Londres, son palais royal, sa City, ses attaques à l’acide…

 

Adele Bellis, Katie Piper, Isobella Fraser, Pru Fraser, Samir Hussein. Ces noms ne vous disent rien ? Ce ne  sont que quelques noms d’une longue liste de victimes d’attaques à l’acide qui sévissent en nombre croissant telle une épidémie depuis quelques années  en Grande Bretagne, à Londres plus particulièrement. 450 agressions de ce type dans l’année écoulée qui  se produisent n’importe où, cinémas, boîtes de nuit, supermarchés, ou la rue tout simplement. Dernièrement, une bande de jeunes à motos a mené l’une de ces attaques dans des quartiers de la capitale.

Selon la Police londonienne,  aucune étude n’a encore été faite en Grande Bretagne  sur ce genre d’agressions. Il est donc difficile pour l’instant d’avoir des certitudes. Les cibles de ces attaques ?  On pense d’abord aux femmes, de préférence jeunes, et jolies. Et en effet, un  agresseur arrêté explique pourquoi il s’en est pris aux femmes en utilisant ce type d’agression :  un homme sera fier de ses cicatrices, il les montrera à ses potes. Tandis qu’une fille, c’est “regardez-moi”. De toutes façons ajoute-t-il,  si elles sont brûlées, c’est qu’elles ont fait quelque chose. Elles l’ont mérité. Aller à la police pour régler ses différends ? Ça ne se fait pas dans le quartier.

On pourrait donc  voir dans ce phénomène un nouvel aspect de la misogynie culturelle ou religieuse, l’importation, comme le disent certains lecteurs dans les commentaires des articles de la presse britannique, de coutumes orientales ou musulmanes. Mais il semble qu’il ne faille pas conclure trop vite en ce sens.

Contrairement à ce qui se passe dans certains pays d’Orient, Inde, Pakistan, Afghanistan, Népal,  où les femmes sont de fréquentes victimes de ce genre d’agressions, à Londres, on compte autant d’hommes que de femmes parmi les victimes. Le tabloid, The Mirror, publie une impressionnantes galerie de portraits de victimes, défigurées à vie.

Les motifs,  en fait, sont très variés et ne se limitent pas à la vengeance amoureuse,  Jaff Shah, président de l’association Acid Survivors Trust International, cite également le racisme,  les vols à l’arraché, le crime organisé ou l’acte gratuit.

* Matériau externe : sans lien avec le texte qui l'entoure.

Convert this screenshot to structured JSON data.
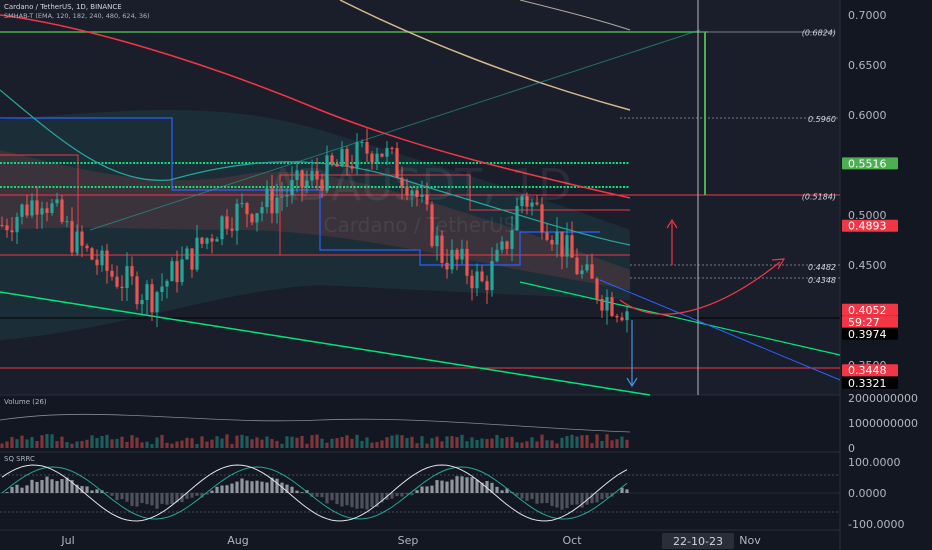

Ces attaques sont d’autant facilitées que l’arme du crime est facile à trouver : des produits nettoyants domestiques à base d’acide sulfurique ou de chlore que l’on peut se procurer dans n’importe quelle grande surface, tels l’eau de Javel, les déboucheurs liquide ou l’acide des batteries. Le port d’armes est interdit en Grande Bretagne. Celui de produits à base d’acide, lui, ne l’est pas, ce qui explique, selon la police, la recrudescence de ces actes.

Si  les motifs semblent variés et les cibles  hétérogènes, les auteurs de ces attaques se recrutent majoritairement chez les  hommes,  jeunes, souvent mineurs.

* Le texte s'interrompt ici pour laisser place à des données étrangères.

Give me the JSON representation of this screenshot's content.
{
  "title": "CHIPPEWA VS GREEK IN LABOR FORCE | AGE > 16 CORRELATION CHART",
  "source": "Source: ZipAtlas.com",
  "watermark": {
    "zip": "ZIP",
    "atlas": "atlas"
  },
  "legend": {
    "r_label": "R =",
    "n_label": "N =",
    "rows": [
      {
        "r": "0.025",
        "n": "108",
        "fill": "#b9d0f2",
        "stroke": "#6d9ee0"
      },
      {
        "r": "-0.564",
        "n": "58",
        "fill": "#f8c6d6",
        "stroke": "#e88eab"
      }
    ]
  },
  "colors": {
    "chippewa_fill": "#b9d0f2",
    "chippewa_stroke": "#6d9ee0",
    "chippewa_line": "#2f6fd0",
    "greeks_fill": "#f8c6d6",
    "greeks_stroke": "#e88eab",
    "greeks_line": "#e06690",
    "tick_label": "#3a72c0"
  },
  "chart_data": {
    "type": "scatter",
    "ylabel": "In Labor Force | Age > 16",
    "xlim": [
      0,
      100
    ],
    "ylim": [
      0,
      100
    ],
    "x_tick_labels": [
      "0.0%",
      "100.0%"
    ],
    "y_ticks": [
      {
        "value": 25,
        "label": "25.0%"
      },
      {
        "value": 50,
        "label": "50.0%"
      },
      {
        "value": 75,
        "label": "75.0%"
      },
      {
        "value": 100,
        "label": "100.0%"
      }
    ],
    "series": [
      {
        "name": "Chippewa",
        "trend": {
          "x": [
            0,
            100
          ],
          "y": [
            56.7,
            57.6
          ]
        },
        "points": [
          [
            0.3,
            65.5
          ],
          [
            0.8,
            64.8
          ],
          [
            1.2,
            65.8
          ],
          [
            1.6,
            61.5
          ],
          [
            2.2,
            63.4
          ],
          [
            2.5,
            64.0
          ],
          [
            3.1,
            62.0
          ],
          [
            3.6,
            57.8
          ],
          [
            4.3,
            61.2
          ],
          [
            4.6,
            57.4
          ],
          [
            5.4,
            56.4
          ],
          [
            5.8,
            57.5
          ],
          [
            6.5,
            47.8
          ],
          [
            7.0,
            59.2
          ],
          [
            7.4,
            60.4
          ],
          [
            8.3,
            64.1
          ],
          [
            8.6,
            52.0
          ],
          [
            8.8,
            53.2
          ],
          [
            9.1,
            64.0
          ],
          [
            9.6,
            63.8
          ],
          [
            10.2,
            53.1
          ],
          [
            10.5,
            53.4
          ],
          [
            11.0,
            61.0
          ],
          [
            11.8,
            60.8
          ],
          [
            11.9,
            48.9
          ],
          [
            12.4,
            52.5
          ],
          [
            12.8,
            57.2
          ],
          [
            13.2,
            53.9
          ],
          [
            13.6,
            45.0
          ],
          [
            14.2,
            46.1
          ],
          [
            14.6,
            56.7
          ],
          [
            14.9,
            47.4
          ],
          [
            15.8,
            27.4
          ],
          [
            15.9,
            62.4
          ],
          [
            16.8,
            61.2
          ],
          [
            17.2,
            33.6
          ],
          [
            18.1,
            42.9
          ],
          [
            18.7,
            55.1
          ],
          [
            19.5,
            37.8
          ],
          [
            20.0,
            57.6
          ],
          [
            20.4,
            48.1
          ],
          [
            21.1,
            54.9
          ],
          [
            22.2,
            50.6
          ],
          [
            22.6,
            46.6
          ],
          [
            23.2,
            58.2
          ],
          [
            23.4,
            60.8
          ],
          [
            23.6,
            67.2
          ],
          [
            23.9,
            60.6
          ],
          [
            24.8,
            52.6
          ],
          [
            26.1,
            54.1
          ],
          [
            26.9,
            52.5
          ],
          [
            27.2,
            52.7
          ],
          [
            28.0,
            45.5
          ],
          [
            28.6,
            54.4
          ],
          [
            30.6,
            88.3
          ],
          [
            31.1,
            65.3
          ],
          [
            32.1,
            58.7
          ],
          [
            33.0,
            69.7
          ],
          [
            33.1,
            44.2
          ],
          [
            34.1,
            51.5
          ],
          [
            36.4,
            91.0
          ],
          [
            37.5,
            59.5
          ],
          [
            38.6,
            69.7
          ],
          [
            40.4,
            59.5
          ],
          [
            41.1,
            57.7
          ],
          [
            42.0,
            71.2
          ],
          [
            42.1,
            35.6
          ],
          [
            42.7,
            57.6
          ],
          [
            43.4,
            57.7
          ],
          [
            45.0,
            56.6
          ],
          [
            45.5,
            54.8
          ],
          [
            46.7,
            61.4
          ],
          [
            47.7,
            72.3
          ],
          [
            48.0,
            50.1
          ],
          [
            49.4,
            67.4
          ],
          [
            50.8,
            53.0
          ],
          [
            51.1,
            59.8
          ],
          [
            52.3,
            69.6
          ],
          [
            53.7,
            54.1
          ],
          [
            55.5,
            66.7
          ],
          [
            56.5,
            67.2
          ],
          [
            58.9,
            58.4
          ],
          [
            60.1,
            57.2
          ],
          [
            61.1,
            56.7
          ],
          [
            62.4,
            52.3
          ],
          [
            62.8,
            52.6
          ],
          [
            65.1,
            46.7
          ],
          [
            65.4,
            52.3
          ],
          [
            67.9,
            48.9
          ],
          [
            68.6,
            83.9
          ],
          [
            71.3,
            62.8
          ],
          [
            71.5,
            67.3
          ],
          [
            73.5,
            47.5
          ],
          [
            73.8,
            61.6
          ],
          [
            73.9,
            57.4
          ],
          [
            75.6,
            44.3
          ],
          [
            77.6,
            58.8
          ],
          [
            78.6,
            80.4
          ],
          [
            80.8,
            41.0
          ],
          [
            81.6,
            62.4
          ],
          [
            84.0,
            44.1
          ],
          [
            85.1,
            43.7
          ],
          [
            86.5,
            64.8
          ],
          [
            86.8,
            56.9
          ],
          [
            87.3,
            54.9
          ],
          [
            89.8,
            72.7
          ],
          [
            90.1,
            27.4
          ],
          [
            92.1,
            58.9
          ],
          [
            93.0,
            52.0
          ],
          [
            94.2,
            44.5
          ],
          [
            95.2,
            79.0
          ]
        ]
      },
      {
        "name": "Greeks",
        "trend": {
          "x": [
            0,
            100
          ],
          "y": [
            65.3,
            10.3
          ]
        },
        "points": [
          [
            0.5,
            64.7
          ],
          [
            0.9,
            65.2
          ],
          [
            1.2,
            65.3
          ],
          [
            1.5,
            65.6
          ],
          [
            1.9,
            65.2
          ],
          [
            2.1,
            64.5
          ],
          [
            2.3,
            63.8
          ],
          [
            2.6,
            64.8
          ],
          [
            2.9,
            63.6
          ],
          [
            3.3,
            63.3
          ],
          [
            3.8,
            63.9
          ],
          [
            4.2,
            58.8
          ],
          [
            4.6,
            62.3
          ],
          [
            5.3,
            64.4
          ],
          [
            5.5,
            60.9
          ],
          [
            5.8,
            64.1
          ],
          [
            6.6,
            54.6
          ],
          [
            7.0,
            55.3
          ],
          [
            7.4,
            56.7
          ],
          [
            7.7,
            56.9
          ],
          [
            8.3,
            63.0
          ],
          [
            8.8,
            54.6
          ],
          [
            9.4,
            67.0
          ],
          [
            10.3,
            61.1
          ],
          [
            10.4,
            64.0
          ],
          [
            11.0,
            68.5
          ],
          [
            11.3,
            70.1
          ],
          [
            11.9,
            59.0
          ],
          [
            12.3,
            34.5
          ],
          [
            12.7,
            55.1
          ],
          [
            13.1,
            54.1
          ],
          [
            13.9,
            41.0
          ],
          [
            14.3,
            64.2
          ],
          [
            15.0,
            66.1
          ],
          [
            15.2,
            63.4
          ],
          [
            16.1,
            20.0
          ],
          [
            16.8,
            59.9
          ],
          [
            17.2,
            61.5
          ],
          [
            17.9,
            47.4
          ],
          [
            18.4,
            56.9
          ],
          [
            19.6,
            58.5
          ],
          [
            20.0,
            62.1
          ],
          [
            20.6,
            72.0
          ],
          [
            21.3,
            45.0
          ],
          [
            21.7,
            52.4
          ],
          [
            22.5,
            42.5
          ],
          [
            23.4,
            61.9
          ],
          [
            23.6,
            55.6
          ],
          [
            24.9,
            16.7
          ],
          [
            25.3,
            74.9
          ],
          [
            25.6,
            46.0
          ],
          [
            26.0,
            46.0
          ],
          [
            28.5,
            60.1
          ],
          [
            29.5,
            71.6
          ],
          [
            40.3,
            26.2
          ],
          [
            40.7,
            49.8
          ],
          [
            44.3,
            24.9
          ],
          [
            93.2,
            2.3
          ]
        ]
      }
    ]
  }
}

Faut-il voir dans ce phénomène, non le dernier épisode en date d’un conflit ethnique ou religieux, mais la résurgence d’une lame de fond de violence apparue dès l’époque victorienne avec l’ère industrielle, connue sous le nom de vitriolage – le vitriol étant, dans les mélodrames du XIX° siècle,  l’arme de la vengeance ou celle des femmes jalouses voulant éliminer une rivale – particulièrement virulent en Grande Bretagne?

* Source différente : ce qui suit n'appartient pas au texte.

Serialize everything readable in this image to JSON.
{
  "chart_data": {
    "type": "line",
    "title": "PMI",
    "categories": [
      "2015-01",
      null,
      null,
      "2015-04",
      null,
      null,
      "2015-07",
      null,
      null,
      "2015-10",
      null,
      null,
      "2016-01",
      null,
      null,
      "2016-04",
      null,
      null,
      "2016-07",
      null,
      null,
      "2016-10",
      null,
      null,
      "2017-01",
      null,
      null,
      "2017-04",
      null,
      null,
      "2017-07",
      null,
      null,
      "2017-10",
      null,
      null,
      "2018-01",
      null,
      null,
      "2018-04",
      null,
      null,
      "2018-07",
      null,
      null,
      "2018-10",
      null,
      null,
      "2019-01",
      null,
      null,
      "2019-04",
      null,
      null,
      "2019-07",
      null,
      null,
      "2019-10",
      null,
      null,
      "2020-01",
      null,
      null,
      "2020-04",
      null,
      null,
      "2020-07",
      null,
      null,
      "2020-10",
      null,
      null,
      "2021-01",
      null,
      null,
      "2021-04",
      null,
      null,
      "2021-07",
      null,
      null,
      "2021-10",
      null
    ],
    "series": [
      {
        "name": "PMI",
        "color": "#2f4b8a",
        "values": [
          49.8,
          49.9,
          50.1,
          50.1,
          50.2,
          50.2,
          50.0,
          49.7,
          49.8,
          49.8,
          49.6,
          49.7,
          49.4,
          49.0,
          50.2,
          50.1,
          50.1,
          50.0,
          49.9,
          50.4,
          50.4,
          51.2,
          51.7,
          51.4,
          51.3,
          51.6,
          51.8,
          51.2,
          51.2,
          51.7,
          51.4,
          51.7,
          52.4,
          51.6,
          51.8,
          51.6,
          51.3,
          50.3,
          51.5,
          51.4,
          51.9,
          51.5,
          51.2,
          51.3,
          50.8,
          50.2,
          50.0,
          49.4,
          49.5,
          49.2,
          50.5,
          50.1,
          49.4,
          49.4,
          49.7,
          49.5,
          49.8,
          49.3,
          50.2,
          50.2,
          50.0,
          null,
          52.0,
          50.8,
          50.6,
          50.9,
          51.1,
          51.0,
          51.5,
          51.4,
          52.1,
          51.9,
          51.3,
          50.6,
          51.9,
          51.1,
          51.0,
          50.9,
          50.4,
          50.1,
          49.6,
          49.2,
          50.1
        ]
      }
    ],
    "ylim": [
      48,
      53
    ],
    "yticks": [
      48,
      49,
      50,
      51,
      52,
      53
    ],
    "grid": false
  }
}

La France a ses convulsions qui prennent l’allure de jacqueries, de grèves, de révoltes, et autres révolutions. La Grande Bretagne a ses explosions de violence récurrentes, tels le hooliganisme, qui même s’il s’était répandu en Europe, y avait trouvé son berceau. Est-ce ce à quoi nous assistons : une nouvelle forme de violence urbaine à la sauce acide british et qui pourrait bien traverser la Manche?